Demonstrate the value working mothers bring to the company.

Women bring incredible value to organizations. They boost the bottom line, employer reputation, and make an organization a better place to work. One research study found that having more women in the workplace positively influenced employee engagement and retention. It could then be assumed the opposite is true — less women means a less positive work environment. 

Returning to the workforce from short-term leave or unemployment isn’t an easy transition for anyone, but it can be especially hard on women. Add in the external factors of a pandemic-induced childcare crisis and working mothers face a very challenging return to work. And probably an even stronger dose of imposter syndrome than average. 

Employers can help women overcome these challenges by ensuring working mothers have the opportunity to provide valuable contributions to the team. Share and celebrate their successes. Make working mothers feel truly valued by making them feel supported. One way employers can do this is by building collaborative and diverse teams. When coworkers are in different seasons of their lives, they can more easily flex in different ways to support each other. 

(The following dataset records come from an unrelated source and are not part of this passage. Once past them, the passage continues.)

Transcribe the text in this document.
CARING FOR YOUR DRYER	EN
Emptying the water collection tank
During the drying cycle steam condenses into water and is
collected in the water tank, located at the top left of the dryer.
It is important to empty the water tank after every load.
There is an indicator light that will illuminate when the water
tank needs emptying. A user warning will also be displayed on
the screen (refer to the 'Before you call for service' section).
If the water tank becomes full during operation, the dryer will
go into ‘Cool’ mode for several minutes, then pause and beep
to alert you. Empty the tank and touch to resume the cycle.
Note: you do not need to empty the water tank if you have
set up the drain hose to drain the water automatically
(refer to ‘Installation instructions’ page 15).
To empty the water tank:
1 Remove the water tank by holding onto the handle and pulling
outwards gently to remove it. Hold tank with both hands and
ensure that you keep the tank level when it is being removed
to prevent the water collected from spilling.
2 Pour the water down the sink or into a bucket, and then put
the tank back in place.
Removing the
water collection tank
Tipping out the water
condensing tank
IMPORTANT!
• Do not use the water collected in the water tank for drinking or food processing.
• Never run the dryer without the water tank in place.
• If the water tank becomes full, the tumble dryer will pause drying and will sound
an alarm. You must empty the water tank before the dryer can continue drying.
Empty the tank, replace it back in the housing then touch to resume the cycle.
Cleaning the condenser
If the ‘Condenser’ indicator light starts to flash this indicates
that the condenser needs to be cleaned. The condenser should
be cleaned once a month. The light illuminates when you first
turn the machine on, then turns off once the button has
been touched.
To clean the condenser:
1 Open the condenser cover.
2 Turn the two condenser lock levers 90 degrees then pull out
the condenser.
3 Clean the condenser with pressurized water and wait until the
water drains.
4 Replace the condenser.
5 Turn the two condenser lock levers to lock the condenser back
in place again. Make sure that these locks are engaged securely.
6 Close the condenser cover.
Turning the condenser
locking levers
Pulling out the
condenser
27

Care about what’s accomplished, not when or where.

In our research at exaqueo, flexibility is often cited as a top attractor to join and top reason to stay at an employer. More specifically, Gen Z values flexibility in order to grow and support a family — one in three cite family-friendly policies as very important when researching jobs and employers (2021 Gen Z Early Career Employment Study). From my own personal experience, flexibility is one of the top reasons I stay committed to exaqueo. 

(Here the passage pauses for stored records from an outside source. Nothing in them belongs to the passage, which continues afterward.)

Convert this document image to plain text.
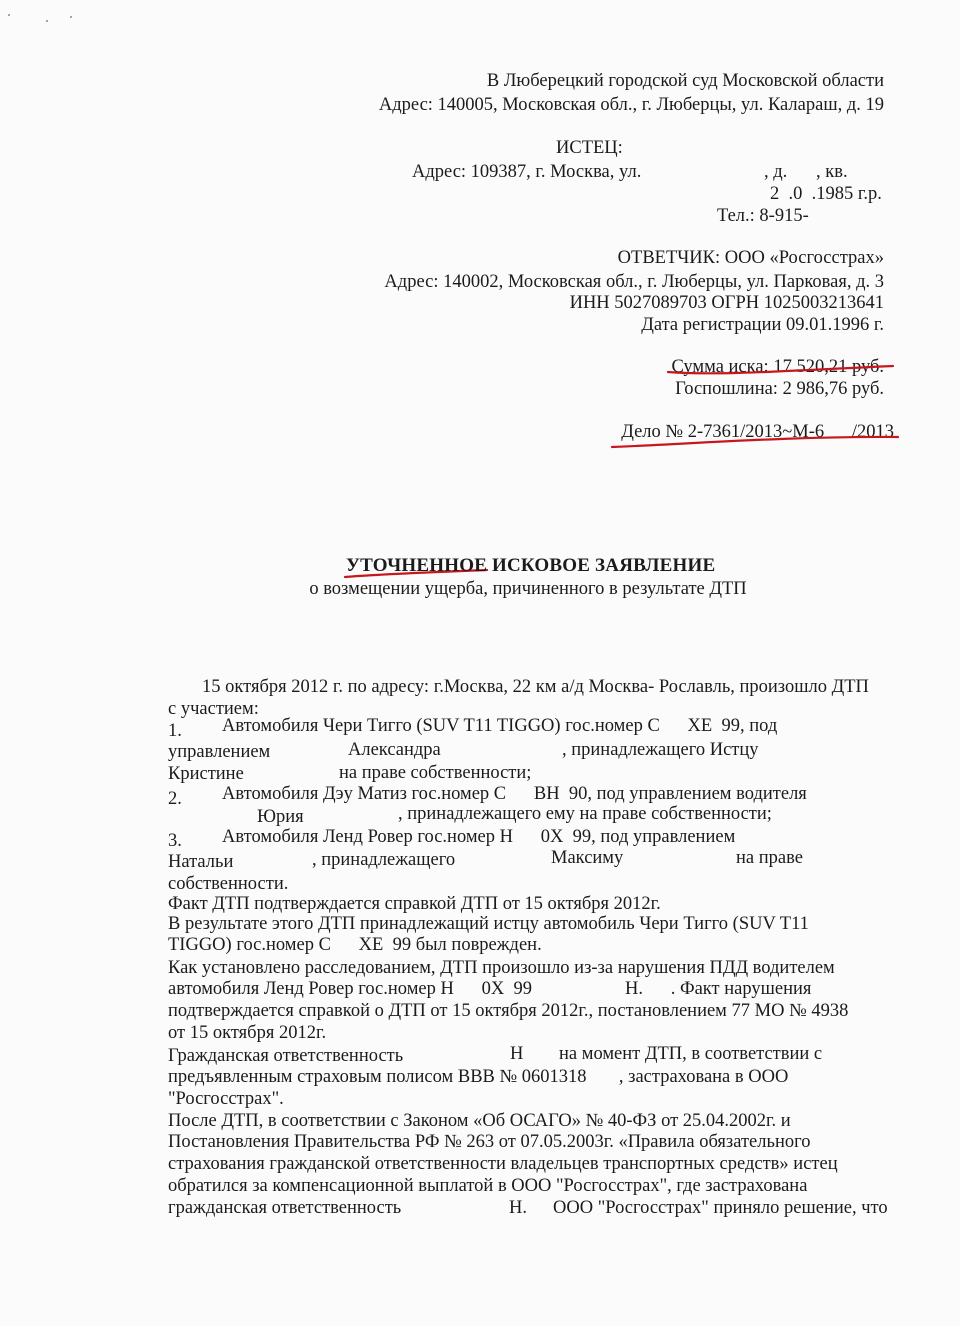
В Люберецкий городской суд Московской области
Адрес: 140005, Московская обл., г. Люберцы, ул. Калараш, д. 19
ИСТЕЦ:
Адрес: 109387, г. Москва, ул.	, д. , кв.
2  .0  .1985 г.р.
Тел.: 8-915-
ОТВЕТЧИК: ООО «Росгосстрах»
Адрес: 140002, Московская обл., г. Люберцы, ул. Парковая, д. 3
ИНН 5027089703 ОГРН 1025003213641
Дата регистрации 09.01.1996 г.
Сумма иска: 17 520,21 руб.
Госпошлина: 2 986,76 руб.
Дело № 2-7361/2013~М-6      /2013
УТОЧНЕННОЕ ИСКОВОЕ ЗАЯВЛЕНИЕ
о возмещении ущерба, причиненного в результате ДТП
15 октября 2012 г. по адресу: г.Москва, 22 км а/д Москва- Рославль, произошло ДТП
с участием:
1. Автомобиля Чери Тигго (SUV T11 TIGGO) гос.номер С      ХЕ  99, под
управлением	Александра	, принадлежащего Истцу
Кристине	на праве собственности;
2. Автомобиля Дэу Матиз гос.номер С      ВН  90, под управлением водителя
Юрия	, принадлежащего ему на праве собственности;
3. Автомобиля Ленд Ровер гос.номер Н      0Х  99, под управлением
Натальи	, принадлежащего	Максиму	на праве
собственности.
Факт ДТП подтверждается справкой ДТП от 15 октября 2012г.
В результате этого ДТП принадлежащий истцу автомобиль Чери Тигго (SUV T11
TIGGO) гос.номер С      ХЕ  99 был поврежден.
Как установлено расследованием, ДТП произошло из-за нарушения ПДД водителем
автомобиля Ленд Ровер гос.номер Н      0Х  99	Н.      . Факт нарушения
подтверждается справкой о ДТП от 15 октября 2012г., постановлением 77 МО № 4938
от 15 октября 2012г.
Гражданская ответственность	Н на момент ДТП, в соответствии с
предъявленным страховым полисом ВВВ № 0601318       , застрахована в ООО
"Росгосстрах".
После ДТП, в соответствии с Законом «Об ОСАГО» № 40-ФЗ от 25.04.2002г. и
Постановления Правительства РФ № 263 от 07.05.2003г. «Правила обязательного
страхования гражданской ответственности владельцев транспортных средств» истец
обратился за компенсационной выплатой в ООО "Росгосстрах", где застрахована
гражданская ответственность	Н. ООО "Росгосстрах" приняло решение, что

For many, the pandemic changed the way people worked and where they worked. Working from home was no longer for the select few or privileged. The relationship with work shifted and employers cared more about work getting done and less about when or where. This kind of flexibility needs to remain in place for working mothers to want to return to the workforce. 

Women take on the brunt of childcare responsibilities — daycare pick-ups and drop-offs, sick days, shuttling to activities. According to, women spend 1.8 hours more than men providing secondary childcare for children under age 6 and 2.4 hours more for children ages 6 to 12. When employers place emphasis on work location and working hours over results or impact, they create an environment where mothers are perceived as caring less about their work. Yes, there will be some women who want to work in an office and have the separation from home and work. For others, the only way to balance is to integrate work and family by working from home. Regardless of the model, working mothers need flexibility. 

Employers can attract and retain working mothers by offering hybrid work arrangements or flexible work schedules. Establish a work culture that’s rooted in care for the work and encourages employees to get work done when and where it works best for them. 

Strengthening women’s confidence to want to return to the workforce will require a true commitment from employers. Offering transactional benefits like flexible spending accounts for dependent care or even on-site childcare may attract working mothers to your organization, but they won’t move the needle in terms of commitment. Employers need to truly understand what working mothers want and need in an employment opportunity — beyond pay and benefits. Ensure working mothers can work by making them feel supported in their employment relationship.